Длинные тёмные коридоры дома на Лубянке были наполнены промозглой сыростью. Кончался ноябрь, начиналась зима. Пронизывающий холод пробивался даже сквозь эти толстые бездушные стены. За ними покрывалась тонкими слоями инея и льда истерзанная внутренними дрязгами Москва. Относительно сытая по сравнению с прочей страной, где на большей части ещё бушевала Гражданская война. Два года минуло с момента свершения революции большевиков, но счастливая жизнь, за которую так радели многие из руководителей движения, никак не наступала.

Феликс Дзержинский, кутаясь в длинную тёплую шинель, мерно шагал по одному из этих длинных коридоров, отбивая сапогами звучный такт. Его распирал кашель. «Что за собачий холод!» – думал он, – «Мы говорим о победе революции, а сами ютимся в этих каменных гробах, что хуже царских камер!»

О тюрьмах он знал не понаслышке. Одиннадцать лет его жизни прошли в ссылках и заключениях. Но такого холода, такой сырости, как в новом здании НКВД, он не встречал ни в одной тюрьме.

Дом на Лубянке был построен в конце прошлого века; предполагалось, что его заселят состоятельные жители Москвы. Но год спустя после революции его облюбовал НКВД, выселив всех квартиросъёмщиков и разместив в здании главный аппарат. Всероссийская чрезвычайная комиссия по борьбе с контрреволюцией заняла отдельный этаж. Дзержинский состоял на посту председателя комиссии, а также являлся первым народным комиссаром внутренних дел.

Положение большевиков после революции оставалось шатким, но к окончанию года хороших новостей с фронтов становилось всё больше. Наступление Юденича на Петроград захлебнулось, и войска его отступили. Сталин на южном фронте полностью очистил Царицын от белых войск. А Колчак после неудач Деникина и Врангеля на Волге, уже стремительно отступал от Урала на восток.

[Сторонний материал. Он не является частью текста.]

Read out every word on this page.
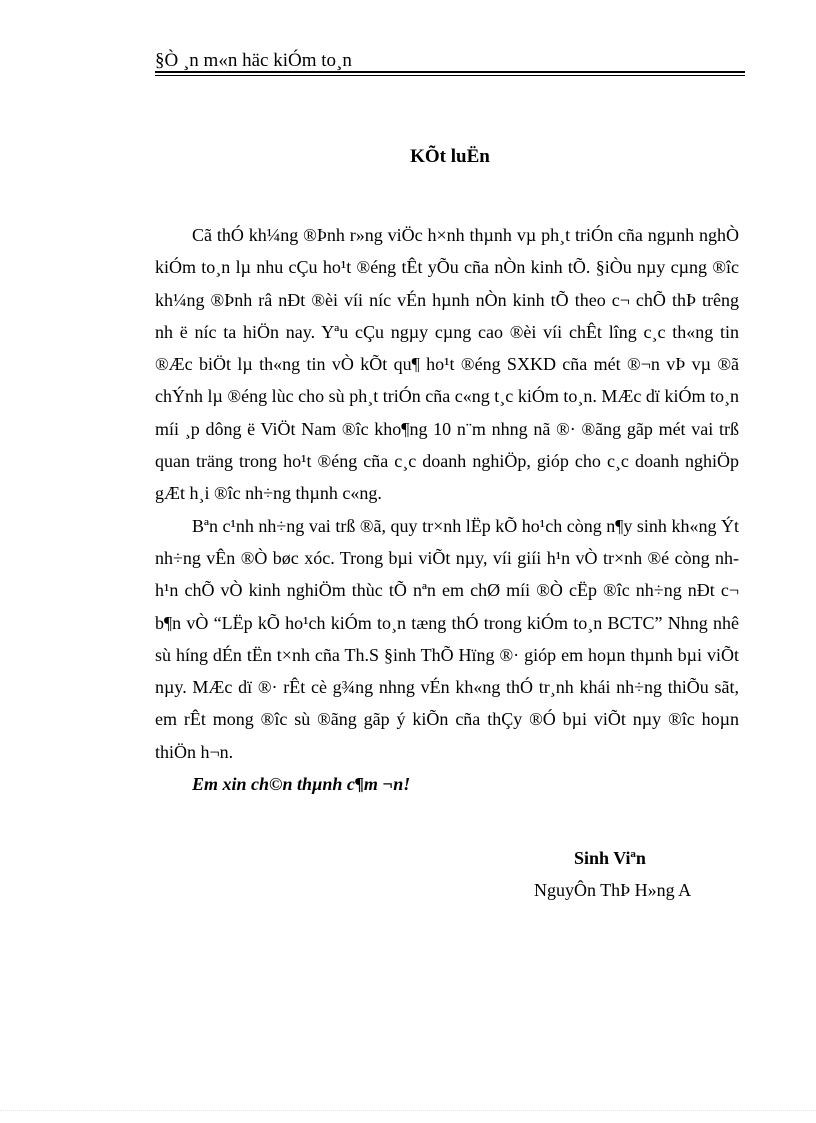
§Ò ¸n m«n häc kiÓm to¸n
KÕt luËn

Cã thÓ kh¼ng ®Þnh r»ng viÖc h×nh thµnh vµ ph¸t triÓn cña ngµnh nghÒ kiÓm to¸n lµ nhu cÇu ho¹t ®éng tÊt yÕu cña nÒn kinh tÕ. §iÒu nµy cµng ®îc kh¼ng ®Þnh râ nÐt ®èi víi níc vÉn hµnh nÒn kinh tÕ theo c¬ chÕ thÞ trêng nh ë níc ta hiÖn nay. Yªu cÇu ngµy cµng cao ®èi víi chÊt lîng c¸c th«ng tin ®Æc biÖt lµ th«ng tin vÒ kÕt qu¶ ho¹t ®éng SXKD cña mét ®¬n vÞ vµ ®ã chÝnh lµ ®éng lùc cho sù ph¸t triÓn cña c«ng t¸c kiÓm to¸n. MÆc dï kiÓm to¸n míi ¸p dông ë ViÖt Nam ®îc kho¶ng 10 n¨m nhng nã ®· ®ãng gãp mét vai trß quan träng trong ho¹t ®éng cña c¸c doanh nghiÖp, gióp cho c¸c doanh nghiÖp gÆt h¸i ®îc nh÷ng thµnh c«ng.

Bªn c¹nh nh÷ng vai trß ®ã, quy tr×nh lËp kÕ ho¹ch còng n¶y sinh kh«ng Ýt nh÷ng vÊn ®Ò bøc xóc. Trong bµi viÕt nµy, víi giíi h¹n vÒ tr×nh ®é còng nh h¹n chÕ vÒ kinh nghiÖm thùc tÕ nªn em chØ míi ®Ò cËp ®îc nh÷ng nÐt c¬ b¶n vÒ “LËp kÕ ho¹ch kiÓm to¸n tæng thÓ trong kiÓm to¸n BCTC” Nhng nhê sù híng dÉn tËn t×nh cña Th.S §inh ThÕ Hïng ®· gióp em hoµn thµnh bµi viÕt nµy. MÆc dï ®· rÊt cè g¾ng nhng vÉn kh«ng thÓ tr¸nh khái nh÷ng thiÕu sãt, em rÊt mong ®îc sù ®ãng gãp ý kiÕn cña thÇy ®Ó bµi viÕt nµy ®îc hoµn thiÖn h¬n.

Em xin ch©n thµnh c¶m ¬n!

Sinh Viªn
NguyÔn ThÞ H»ng A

Множество сторонников контрреволюции тайно действовало в Москве и Петрограде. В эти дни на плечи ВЧК и непосредственно Дзержинского ложилась колоссальная ответственность. Он понимал это сам, а потому действовал предельно жёстко. Аппарат ВЧК вычислял и жестоко расправлялся со всеми, кто имел хоть небольшое причастие к контрреволюционной деятельности. Дзержинский не считал своих жертв, не считал, сколько тысяч людей обрёк на смерть и муки. Он даже и не воспринимал их как людей. Любой причастный к контрреволюционной деятельности являлся для него вредным элементом, от которого следовало избавиться. «Это необходимость!» – говорил он себе, – «Право расстрела для ЧК чрезвычайно важно, даже если меч её при этом попадает случайно на головы невиновных…» Революция была делом его жизни. Прочее не интересовало Дзержинского. Однако в последнее время он всё же стал иногда задумываться о правильности выбранного пути и целесообразности совершённых поступков…

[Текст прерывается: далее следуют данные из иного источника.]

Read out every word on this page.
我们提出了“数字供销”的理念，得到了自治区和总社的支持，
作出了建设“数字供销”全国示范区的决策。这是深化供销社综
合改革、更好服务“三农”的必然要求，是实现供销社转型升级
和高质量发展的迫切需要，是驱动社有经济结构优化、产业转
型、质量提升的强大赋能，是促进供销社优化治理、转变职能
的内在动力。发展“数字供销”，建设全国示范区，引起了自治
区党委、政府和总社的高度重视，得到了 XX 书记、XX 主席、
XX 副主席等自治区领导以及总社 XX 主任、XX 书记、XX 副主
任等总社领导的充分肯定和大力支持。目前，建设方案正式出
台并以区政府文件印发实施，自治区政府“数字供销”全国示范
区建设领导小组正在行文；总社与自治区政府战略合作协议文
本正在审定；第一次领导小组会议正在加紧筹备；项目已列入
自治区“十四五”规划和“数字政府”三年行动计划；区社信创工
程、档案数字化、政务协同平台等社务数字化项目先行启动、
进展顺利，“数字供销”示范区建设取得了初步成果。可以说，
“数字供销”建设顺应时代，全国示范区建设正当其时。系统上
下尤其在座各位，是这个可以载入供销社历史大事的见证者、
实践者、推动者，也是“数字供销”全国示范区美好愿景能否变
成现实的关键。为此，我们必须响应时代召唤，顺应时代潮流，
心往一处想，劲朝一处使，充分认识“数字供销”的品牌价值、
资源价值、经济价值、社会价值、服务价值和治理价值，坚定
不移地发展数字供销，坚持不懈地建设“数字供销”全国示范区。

Дзержинский вошёл в свой кабинет, первым делом зажёг примус и поставил на него чайник. Очень хотелось согреться. Не снимая шинели, он опустился на потёртое кресло и задумался.

Утром в Кремле состоялась встреча с Троцким. Тот пригласил Дзержинского сам. Не вызвал, а письменно пригласил для разговора. «…Для важного и очень деликатного разговора», – говорилось в послании. Дзержинский уважал Троцкого и разделял многие его взгляды, однако о цели приглашения совершенно не догадывался.

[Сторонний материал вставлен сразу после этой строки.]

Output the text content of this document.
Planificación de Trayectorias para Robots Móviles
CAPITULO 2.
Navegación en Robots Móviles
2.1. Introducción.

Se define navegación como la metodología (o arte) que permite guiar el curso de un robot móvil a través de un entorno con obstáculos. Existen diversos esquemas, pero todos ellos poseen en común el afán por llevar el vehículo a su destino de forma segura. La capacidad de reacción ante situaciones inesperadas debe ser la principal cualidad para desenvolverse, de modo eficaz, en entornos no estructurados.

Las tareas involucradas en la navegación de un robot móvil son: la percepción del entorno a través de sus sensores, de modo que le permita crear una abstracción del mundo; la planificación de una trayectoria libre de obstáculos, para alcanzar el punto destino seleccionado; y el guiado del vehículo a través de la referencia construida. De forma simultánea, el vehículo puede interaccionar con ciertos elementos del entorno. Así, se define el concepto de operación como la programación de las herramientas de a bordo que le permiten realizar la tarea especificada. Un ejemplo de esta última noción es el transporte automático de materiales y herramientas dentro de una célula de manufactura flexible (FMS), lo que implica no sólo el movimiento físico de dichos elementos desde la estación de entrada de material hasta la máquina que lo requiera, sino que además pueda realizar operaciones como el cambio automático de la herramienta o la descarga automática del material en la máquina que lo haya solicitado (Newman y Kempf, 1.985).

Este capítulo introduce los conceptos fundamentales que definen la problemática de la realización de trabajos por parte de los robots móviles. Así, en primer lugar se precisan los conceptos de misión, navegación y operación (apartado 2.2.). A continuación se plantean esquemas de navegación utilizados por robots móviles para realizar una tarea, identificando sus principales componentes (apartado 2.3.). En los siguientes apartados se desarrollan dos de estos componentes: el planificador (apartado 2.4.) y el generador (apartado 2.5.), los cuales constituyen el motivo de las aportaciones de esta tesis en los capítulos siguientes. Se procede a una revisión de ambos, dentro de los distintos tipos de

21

– Товарищ Дзержинский! – поприветствовал его Троцкий в своём кабинете, уютном и тёплом, не в пример кабинетам на Лубянке.

– Товарищ Троцкий, здравствуйте! – Дзержинский протянул руку, – Вас можно поздравить? Красная Армия на всех фронтах теснит врага!

– Давайте без формальностей, Феликс Эдмундович. И вас я также могу поздравить, успехи не пришли бы к нашей армии на фронте без активных действий ВЧК.

– Мы делаем свою работу, Лев Давидович.

– И это замечательно! А какой свою работу вы видите сейчас? – вопрос был довольно странен.

– Продолжение дела революции и борьба с контрой… – ответил Дзержинский, немного смутившись.

– О, да… Сплошным безумием революция кажется тем, кого она отметает и низвергает. А потому контра цепляется всеми силами за спасительные островки… Которые мы должны топить!

– Мы это и делаем. У вас есть замечания по работе ВЧК?

– Нет-нет! Что вы! Да вы с мороза, – внезапно отошёл от темы Троцкий, – А я даже не предложил ничего выпить.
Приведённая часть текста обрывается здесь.